Masquerade balls have a varied and grisly history, depending upon which historian you believe.  Some say they were invented by the Venetian upper classes in the sixteenth century during Carnival season as a way to let loose without getting into trouble.  Others say they began in the fourteenth century in France when whole villages celebrated an important event, often a welcome of some high dignitary into their town.  Crimes were sometimes committed amid the anonymity, as well as immorality of all sorts, especially drunkenness, gluttony and lust.  The English took them up in the eighteenth century, though some considered them outings for “The Man of Taste.”  Then the Swedes discovered them, but on the night of March 16, 1792, King Gustav III was assassinated at his own masquerade ball by a disgruntled nobleman.  He died two weeks later on March 29 and due to an informant among the cabal, so did the murderer’s anonymity.
           
            God’s people would never try to hide their sins would they?  The people of God have always understood that as God, He knew everything they did, even the things done “in secret,” right?

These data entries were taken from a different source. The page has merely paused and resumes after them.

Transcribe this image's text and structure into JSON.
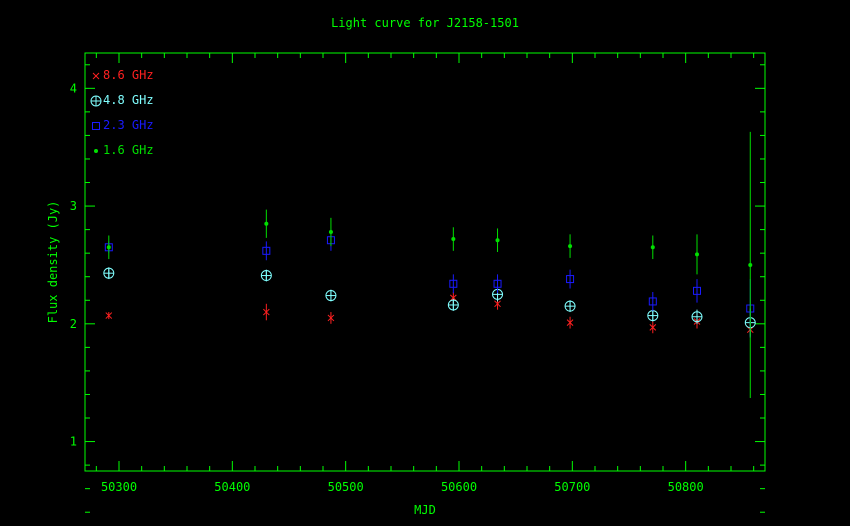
{
  "chart_data": {
    "type": "scatter",
    "title": "Light curve for J2158-1501",
    "xlabel": "MJD",
    "ylabel": "Flux density (Jy)",
    "xlim": [
      50270,
      50870
    ],
    "ylim": [
      0.75,
      4.3
    ],
    "xticks": [
      50300,
      50400,
      50500,
      50600,
      50700,
      50800
    ],
    "yticks": [
      1,
      2,
      3,
      4
    ],
    "legend_position": "top-left",
    "axis_color": "#00ff00",
    "series": [
      {
        "name": "8.6 GHz",
        "marker": "x",
        "color": "#ff2020",
        "points": [
          {
            "x": 50291,
            "y": 2.07,
            "err": 0.03
          },
          {
            "x": 50430,
            "y": 2.1,
            "err": 0.07
          },
          {
            "x": 50487,
            "y": 2.05,
            "err": 0.05
          },
          {
            "x": 50595,
            "y": 2.22,
            "err": 0.05
          },
          {
            "x": 50634,
            "y": 2.17,
            "err": 0.05
          },
          {
            "x": 50698,
            "y": 2.01,
            "err": 0.05
          },
          {
            "x": 50771,
            "y": 1.97,
            "err": 0.05
          },
          {
            "x": 50810,
            "y": 2.02,
            "err": 0.06
          },
          {
            "x": 50857,
            "y": 1.95,
            "err": 0.05
          }
        ]
      },
      {
        "name": "4.8 GHz",
        "marker": "circle-plus",
        "color": "#80ffff",
        "points": [
          {
            "x": 50291,
            "y": 2.43,
            "err": 0.05
          },
          {
            "x": 50430,
            "y": 2.41,
            "err": 0.05
          },
          {
            "x": 50487,
            "y": 2.24,
            "err": 0.05
          },
          {
            "x": 50595,
            "y": 2.16,
            "err": 0.05
          },
          {
            "x": 50634,
            "y": 2.25,
            "err": 0.06
          },
          {
            "x": 50698,
            "y": 2.15,
            "err": 0.05
          },
          {
            "x": 50771,
            "y": 2.07,
            "err": 0.05
          },
          {
            "x": 50810,
            "y": 2.06,
            "err": 0.06
          },
          {
            "x": 50857,
            "y": 2.01,
            "err": 0.12
          }
        ]
      },
      {
        "name": "2.3 GHz",
        "marker": "square",
        "color": "#1a1aff",
        "points": [
          {
            "x": 50291,
            "y": 2.65,
            "err": 0.05
          },
          {
            "x": 50430,
            "y": 2.62,
            "err": 0.08
          },
          {
            "x": 50487,
            "y": 2.71,
            "err": 0.09
          },
          {
            "x": 50595,
            "y": 2.34,
            "err": 0.08
          },
          {
            "x": 50634,
            "y": 2.34,
            "err": 0.08
          },
          {
            "x": 50698,
            "y": 2.38,
            "err": 0.08
          },
          {
            "x": 50771,
            "y": 2.19,
            "err": 0.08
          },
          {
            "x": 50810,
            "y": 2.28,
            "err": 0.1
          },
          {
            "x": 50857,
            "y": 2.13,
            "err": 0.25
          }
        ]
      },
      {
        "name": "1.6 GHz",
        "marker": "dot",
        "color": "#00e000",
        "points": [
          {
            "x": 50291,
            "y": 2.65,
            "err": 0.1
          },
          {
            "x": 50430,
            "y": 2.85,
            "err": 0.12
          },
          {
            "x": 50487,
            "y": 2.78,
            "err": 0.12
          },
          {
            "x": 50595,
            "y": 2.72,
            "err": 0.1
          },
          {
            "x": 50634,
            "y": 2.71,
            "err": 0.1
          },
          {
            "x": 50698,
            "y": 2.66,
            "err": 0.1
          },
          {
            "x": 50771,
            "y": 2.65,
            "err": 0.1
          },
          {
            "x": 50810,
            "y": 2.59,
            "err": 0.17
          },
          {
            "x": 50857,
            "y": 2.5,
            "err": 1.13
          }
        ]
      }
    ]
  }
}
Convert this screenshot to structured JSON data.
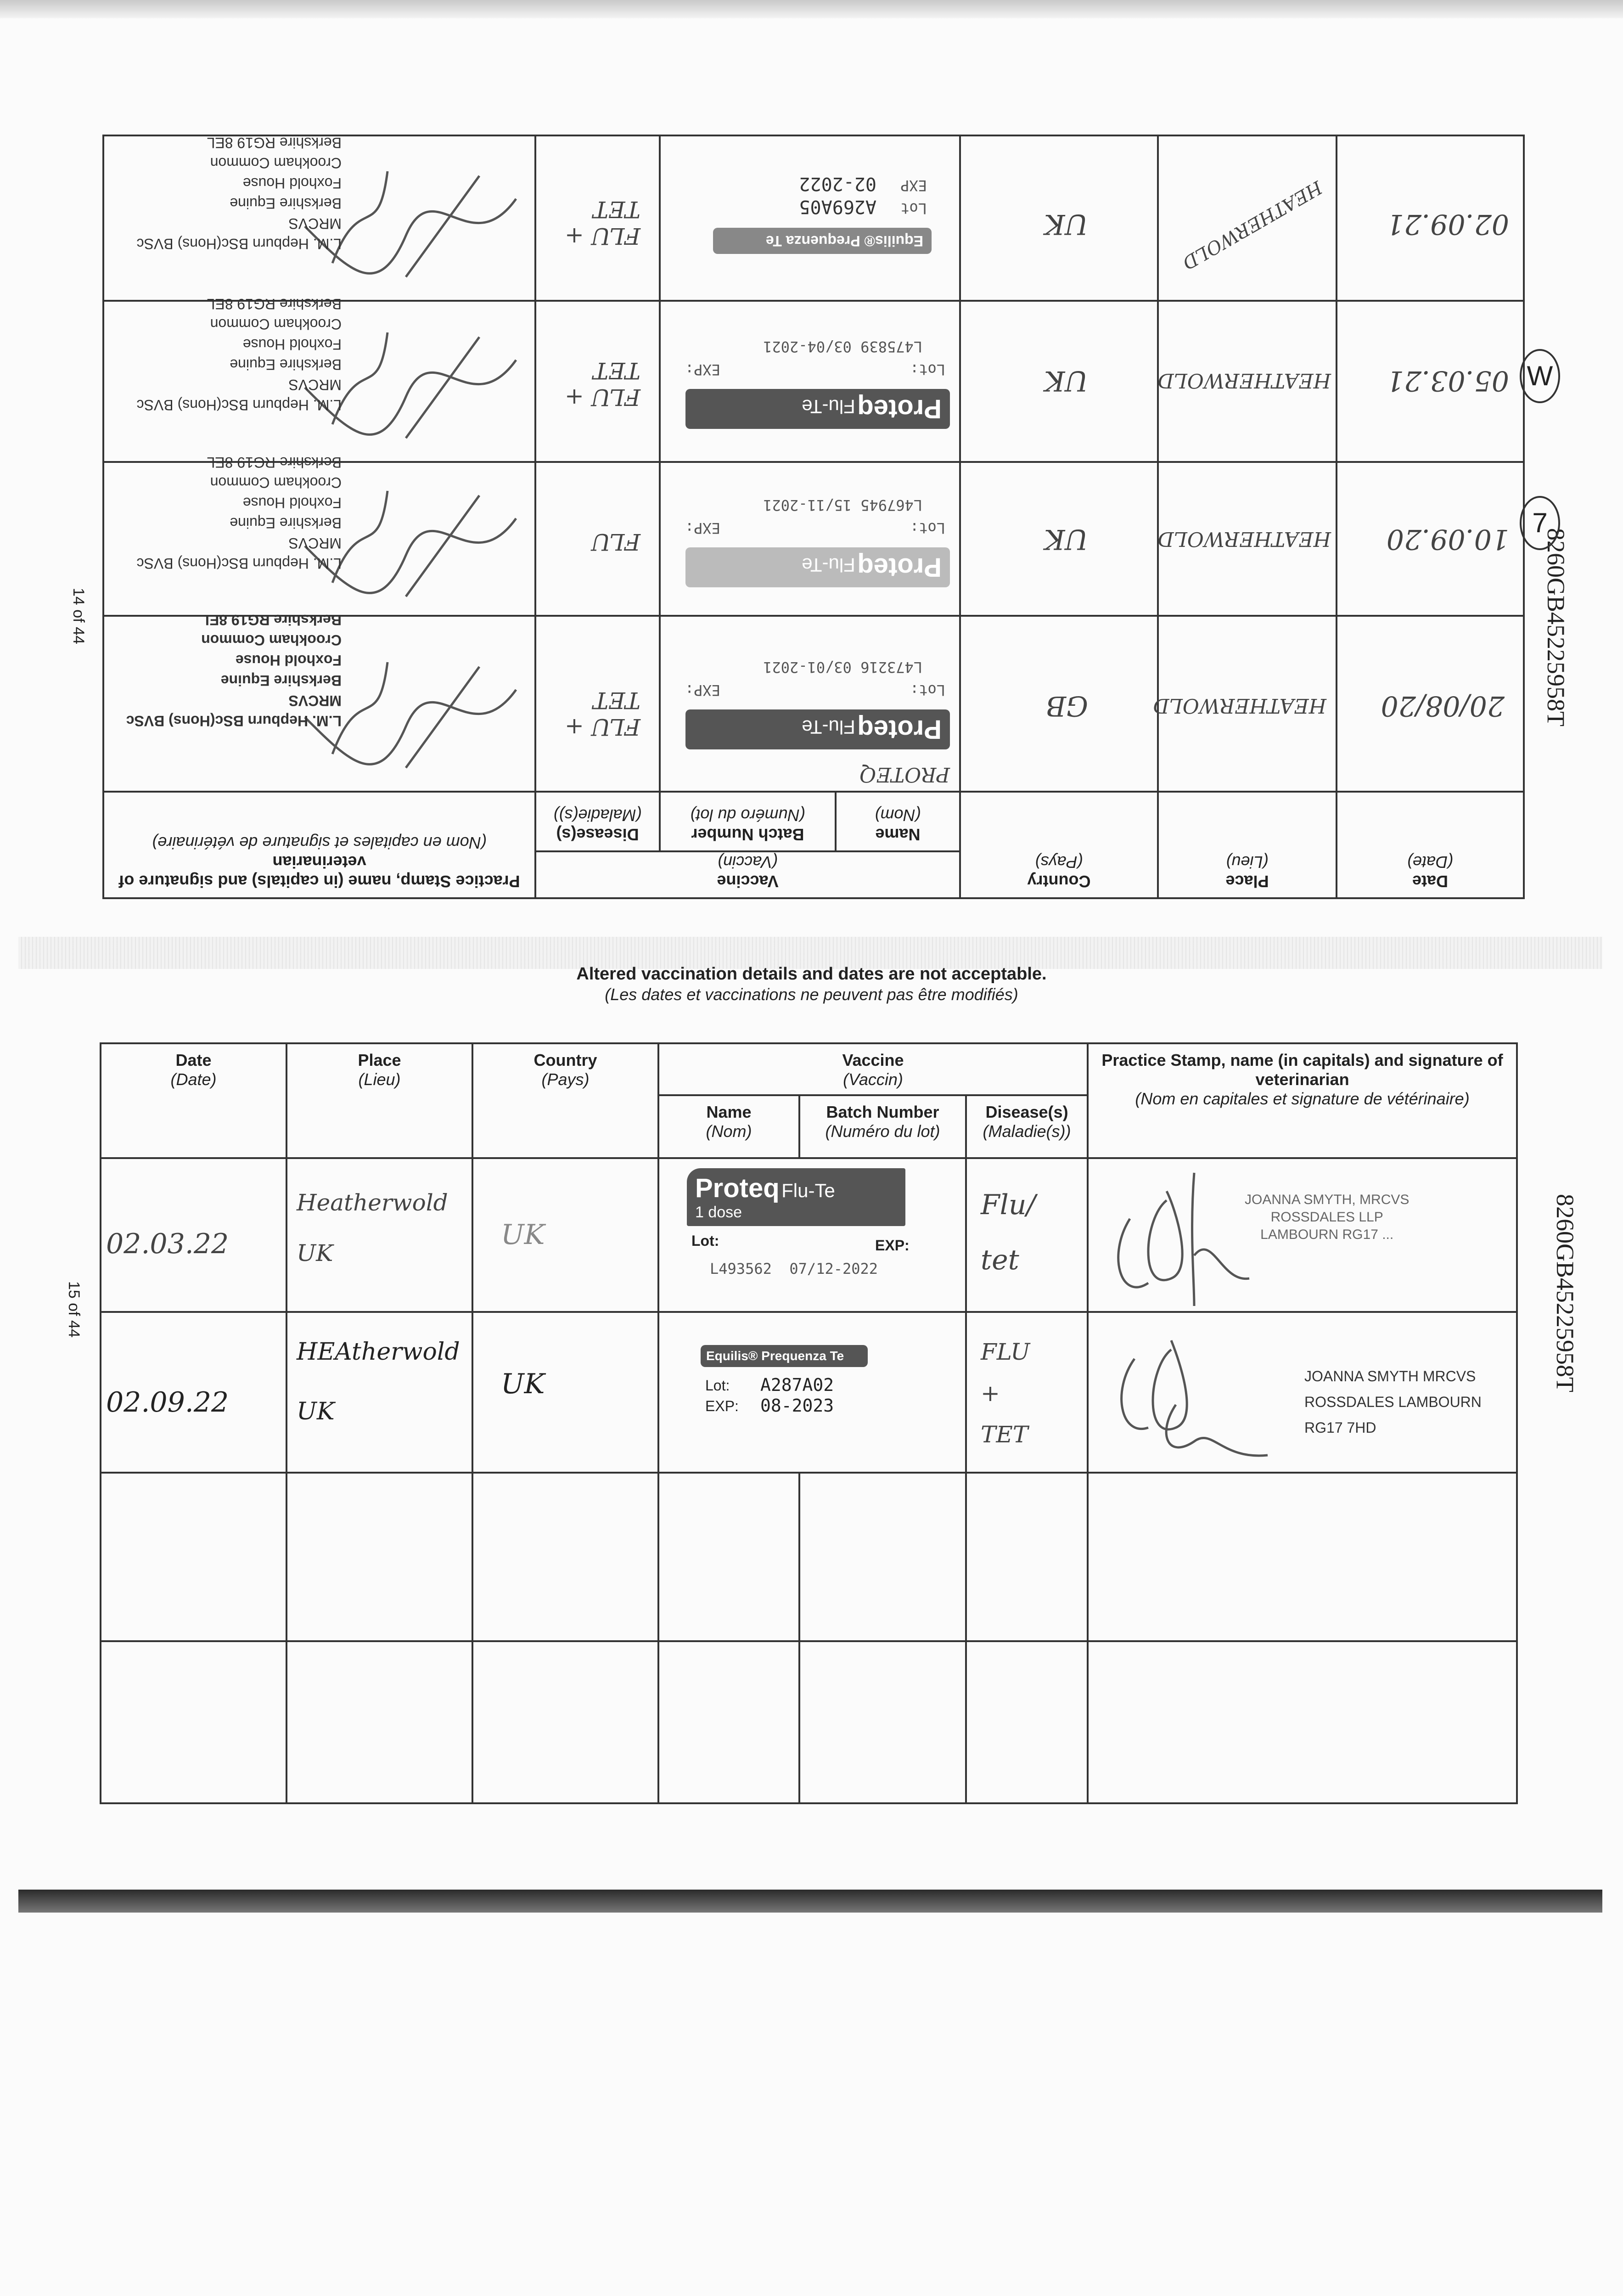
{
  "headers": {
    "date": "Date",
    "date_fr": "(Date)",
    "place": "Place",
    "place_fr": "(Lieu)",
    "country": "Country",
    "country_fr": "(Pays)",
    "vaccine": "Vaccine",
    "vaccine_fr": "(Vaccin)",
    "name": "Name",
    "name_fr": "(Nom)",
    "batch": "Batch Number",
    "batch_fr": "(Numéro du lot)",
    "disease": "Disease(s)",
    "disease_fr": "(Maladie(s))",
    "practice": "Practice Stamp, name (in capitals) and signature of veterinarian",
    "practice_fr": "(Nom en capitales et signature de vétérinaire)"
  },
  "page14": {
    "page_label": "14 of 44",
    "passport_id": "8260GB45225958T",
    "circled_marks": [
      "W",
      "7"
    ],
    "stamp": [
      "L.M. Hepburn BSc(Hons) BVSc MRCVS",
      "Berkshire Equine",
      "Foxhold House",
      "Crookham Common",
      "Berkshire RG19 8EL"
    ],
    "rows": [
      {
        "date": "20/08/20",
        "place": "HEATHERWOLD",
        "country": "GB",
        "vaccine_brand": "Proteq",
        "vaccine_product": "Flu-Te",
        "lot_label": "Lot:",
        "exp_label": "EXP:",
        "batch": "L473216 03/01-2021",
        "note": "PROTEQ",
        "disease": "FLU + TET"
      },
      {
        "date": "10.09.20",
        "place": "HEATHERWOLD",
        "country": "UK",
        "vaccine_brand": "Proteq",
        "vaccine_product": "Flu-Te",
        "lot_label": "Lot:",
        "exp_label": "EXP:",
        "batch": "L467945 15/11-2021",
        "disease": "FLU"
      },
      {
        "date": "05.03.21",
        "place": "HEATHERWOLD",
        "country": "UK",
        "vaccine_brand": "Proteq",
        "vaccine_product": "Flu-Te",
        "lot_label": "Lot:",
        "exp_label": "EXP:",
        "batch": "L475839 03/04-2021",
        "disease": "FLU + TET"
      },
      {
        "date": "02.09.21",
        "place": "HEATHERWOLD",
        "country": "UK",
        "vaccine_brand": "Equilis® Prequenza Te",
        "lot_label": "Lot",
        "exp_label": "EXP",
        "batch": "A269A05",
        "expiry": "02-2022",
        "disease": "FLU + TET"
      }
    ]
  },
  "page15": {
    "notice": "Altered vaccination details and dates are not acceptable.",
    "notice_fr": "(Les dates et vaccinations ne peuvent pas être modifiés)",
    "page_label": "15 of 44",
    "passport_id": "8260GB45225958T",
    "rows": [
      {
        "date": "02.03.22",
        "place": "Heatherwold UK",
        "country": "UK",
        "vaccine_brand": "Proteq",
        "vaccine_product": "Flu-Te",
        "dose": "1 dose",
        "lot_label": "Lot:",
        "exp_label": "EXP:",
        "batch": "L493562  07/12-2022",
        "disease": "Flu/ tet",
        "stamp": [
          "JOANNA SMYTH, MRCVS",
          "ROSSDALES LLP",
          "LAMBOURN RG17 ..."
        ]
      },
      {
        "date": "02.09.22",
        "place": "HEAtherwold UK",
        "country": "UK",
        "vaccine_brand": "Equilis® Prequenza Te",
        "lot_label": "Lot:",
        "lot": "A287A02",
        "exp_label": "EXP:",
        "expiry": "08-2023",
        "disease": "FLU + TET",
        "stamp": [
          "JOANNA SMYTH MRCVS",
          "ROSSDALES LAMBOURN",
          "RG17 7HD"
        ]
      }
    ]
  }
}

            At that time Abijah the son of Jeroboam fell sick. And Jeroboam said to his wife, “Arise, and disguise yourself, that it not be known that you are the wife of Jeroboam, and go to Shiloh. Behold, Ahijah the prophet is there, who said of me that I should be king over this people. Take with you ten loaves, some cakes, and a jar of honey, and go to him. He will tell you what shall happen to the child,” 1Kgs 14:1-3.

            Consider the foolishness of this situation.  Jeroboam believes this man is a prophet of God, yet he thinks he can trick him, first by sending someone instead of going himself, and second by disguising that someone.  If God can do what Jeroboam believes He can, then how will He be fooled by a disguise?

            This isn’t the only instance recorded in the scriptures.  Ananias and Sapphira come quickly to mind.  But in my lifetime, I’ve seen Christians do the same thing again and again, and sadly, sometimes I have fallen into this trap too. 

            Usually it’s the obvious—Sunday morning Christians who seem to think that God does not know what goes on the rest of the week, as if He is bound by the meetinghouse doors.

            But there are a few more complex ways of disguising ourselves.  Some of us do the right things, but without the heart, or with entirely the wrong heart.  As long as God sees me take the Lord’s Supper every Sunday or attend whenever the doors are opened, it doesn’t matter that I hate every minute of it.   As long as I give, it doesn’t really matter if I do it grudgingly or not.  As long as I shake everyone’s hand, it doesn’t matter if I hate the very sight of them.  Really?

            But then there are those who raise their hands and shout hallelujah, who “give God the glory” every other sentence and hug everyone in sight, but who are quick to find an excuse for not doing exactly what God says He wants.  “It’s such a little thing
”  “God wouldn’t mind
”  “But God knows my heart.”  Yep.  He knows it’s a heart of self will that only pretends to love and worship Him as long as it gets things its way.

            Hypocrisy, legalism, ritualism, emotionalism—God wants none of these disguises.  He wants people who love Him and serve Him the way He wants to be served, because He is the great and glorious God who sees all we do and knows our hearts, and He alone deserves it.  God has never gone for masquerades.
 
The LORD looks down from heaven; he sees all the children of man; from where he sits enthroned he looks out on all the inhabitants of the earth, he who fashions the hearts of them all and observes all their deeds, Ps 33:13-15.